Lundberg’s private school tax credit clears first legislative hurdle
The state Senate finance committee on Tuesday advanced a pro-school school choice bill that would offer an income tax break to parents who send their children to private schools and to those who fund scholarships to private schools. The bill passed on a 3-2 party line vote.
Arguments for and against Senate Bill 39 fell along predictable lines. The arguments will be retread again at the Capitol, this year and no doubt for years to come.
“There’s one question that lies at the center of the discussion,” said bill sponsor Sen. Kevin Lundberg, R-Berthoud. “Who should be in charge of the education of children? Should it be the state setting up a single system and only having policies that move everybody that direction or should we move that authority and that responsibility more in the direction I believe it should go and that is into the control of the parents.
“Senate Bill 39 does not do damage to the public schools at all,” he said. “In fact, I believe that you would see an increase in competition – and competition usually raises the quality of everyone as [schools] strive to do their very best to attract students to their programs.”
“The bill is designed to recognize the fact that parents have the fundamental right and responsibility for the education of their children. I think the bill will improve education in Colorado because it will set things aright on that score.”
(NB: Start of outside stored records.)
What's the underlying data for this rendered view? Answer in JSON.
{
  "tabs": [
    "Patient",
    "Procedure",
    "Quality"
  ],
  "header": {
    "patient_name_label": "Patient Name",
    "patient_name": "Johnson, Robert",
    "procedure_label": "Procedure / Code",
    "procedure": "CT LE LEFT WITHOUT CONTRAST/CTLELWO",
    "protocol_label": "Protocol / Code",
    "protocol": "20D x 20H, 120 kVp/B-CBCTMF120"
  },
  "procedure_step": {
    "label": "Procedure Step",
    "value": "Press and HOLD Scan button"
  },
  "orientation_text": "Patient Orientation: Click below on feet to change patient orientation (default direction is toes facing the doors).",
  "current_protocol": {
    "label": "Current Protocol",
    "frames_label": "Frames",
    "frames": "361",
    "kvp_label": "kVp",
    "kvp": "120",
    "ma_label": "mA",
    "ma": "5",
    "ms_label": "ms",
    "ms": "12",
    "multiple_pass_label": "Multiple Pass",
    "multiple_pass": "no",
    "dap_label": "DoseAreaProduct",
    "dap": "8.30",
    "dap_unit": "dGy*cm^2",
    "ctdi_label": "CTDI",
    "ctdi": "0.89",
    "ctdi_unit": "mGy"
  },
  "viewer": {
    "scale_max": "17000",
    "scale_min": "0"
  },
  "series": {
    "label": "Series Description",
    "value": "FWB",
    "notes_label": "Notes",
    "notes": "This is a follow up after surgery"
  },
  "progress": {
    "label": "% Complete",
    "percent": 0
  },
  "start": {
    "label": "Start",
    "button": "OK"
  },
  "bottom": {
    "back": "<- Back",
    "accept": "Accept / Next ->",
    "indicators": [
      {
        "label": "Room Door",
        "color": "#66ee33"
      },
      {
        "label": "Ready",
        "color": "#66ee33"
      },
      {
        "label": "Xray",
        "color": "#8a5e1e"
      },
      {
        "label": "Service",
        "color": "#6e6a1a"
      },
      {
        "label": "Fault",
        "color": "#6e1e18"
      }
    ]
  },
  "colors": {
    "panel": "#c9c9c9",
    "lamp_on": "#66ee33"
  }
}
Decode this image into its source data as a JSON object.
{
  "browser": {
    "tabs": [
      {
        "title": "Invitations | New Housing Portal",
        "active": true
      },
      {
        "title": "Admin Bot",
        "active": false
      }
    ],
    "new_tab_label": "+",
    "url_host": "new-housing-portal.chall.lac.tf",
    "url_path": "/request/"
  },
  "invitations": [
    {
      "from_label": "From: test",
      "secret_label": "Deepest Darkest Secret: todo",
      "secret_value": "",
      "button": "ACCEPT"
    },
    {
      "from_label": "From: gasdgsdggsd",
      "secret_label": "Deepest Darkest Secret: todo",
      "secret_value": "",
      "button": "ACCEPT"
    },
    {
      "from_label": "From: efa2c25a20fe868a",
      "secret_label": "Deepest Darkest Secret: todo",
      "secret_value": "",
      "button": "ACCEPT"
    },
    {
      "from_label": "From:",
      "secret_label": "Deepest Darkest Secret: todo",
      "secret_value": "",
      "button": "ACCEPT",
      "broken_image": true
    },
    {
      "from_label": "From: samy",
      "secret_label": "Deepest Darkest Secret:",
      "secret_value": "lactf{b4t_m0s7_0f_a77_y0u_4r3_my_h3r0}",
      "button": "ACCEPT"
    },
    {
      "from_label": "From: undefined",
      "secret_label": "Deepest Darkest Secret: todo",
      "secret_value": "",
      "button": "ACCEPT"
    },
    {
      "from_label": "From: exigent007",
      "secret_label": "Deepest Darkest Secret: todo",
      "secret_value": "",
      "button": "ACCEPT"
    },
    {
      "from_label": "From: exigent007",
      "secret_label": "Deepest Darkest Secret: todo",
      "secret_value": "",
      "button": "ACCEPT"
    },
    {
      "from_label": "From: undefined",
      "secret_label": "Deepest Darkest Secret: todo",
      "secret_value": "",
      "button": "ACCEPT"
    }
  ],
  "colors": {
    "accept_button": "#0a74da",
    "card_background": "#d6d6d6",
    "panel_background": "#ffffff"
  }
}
Opponents said the bill amounted to a funding cut for the state’s consistently strapped public school system and that it would run counter to the law by, in effect, using tax money – in the form of tax breaks – to promote education in private and often religious schools, which are exempt from key accountability measures put in place in the state – protections for students with learning challenges or minority students, including LGBT kids.
Senate Minority Leader Sen. Lucia Guzman, D-Denver, pushed back against the idea that Coloradans whose students don’t go to public school shouldn’t have to pay taxes into the public education system.
“I certainly don’t have any kids at schools and I never have had kids in schools. I’ve also never had to call the fire department to my home,” she said, arguing that residents need such critical public services.
“Education is one of the finest pillars in that system,” she said. “We have to be very careful to make sure there’s equity.”
Sen. Owen Hill, R-Colorado Springs, a school choice champion and education policy wonk, argued against the idea that the bill would drain money from public education.
“In fact, this bill would boost per-pupil funding,” he said. He explained that fewer students would be attending public schools, in theory, but parents receiving the proposed tax break would still be paying half of the full tax rate to the public education system.
That’s true, argued the bill’s critics, but the tax credit would divert essential funding from public schools, given that fixed costs don’t decrease – costs tied to heating and maintenance, for example.
In his closing remarks, Hill said the focus of so much of debate at the Capitol around education seems off-target.
“The discussion is always about the system and all about the money,” said Hill. “The focus should be on the children and what’s the best education for them, and I have yet to see the parent who wants to make a bad decision for their children.”
Lundberg’s bill now heads to the Senate’s appropriations committee.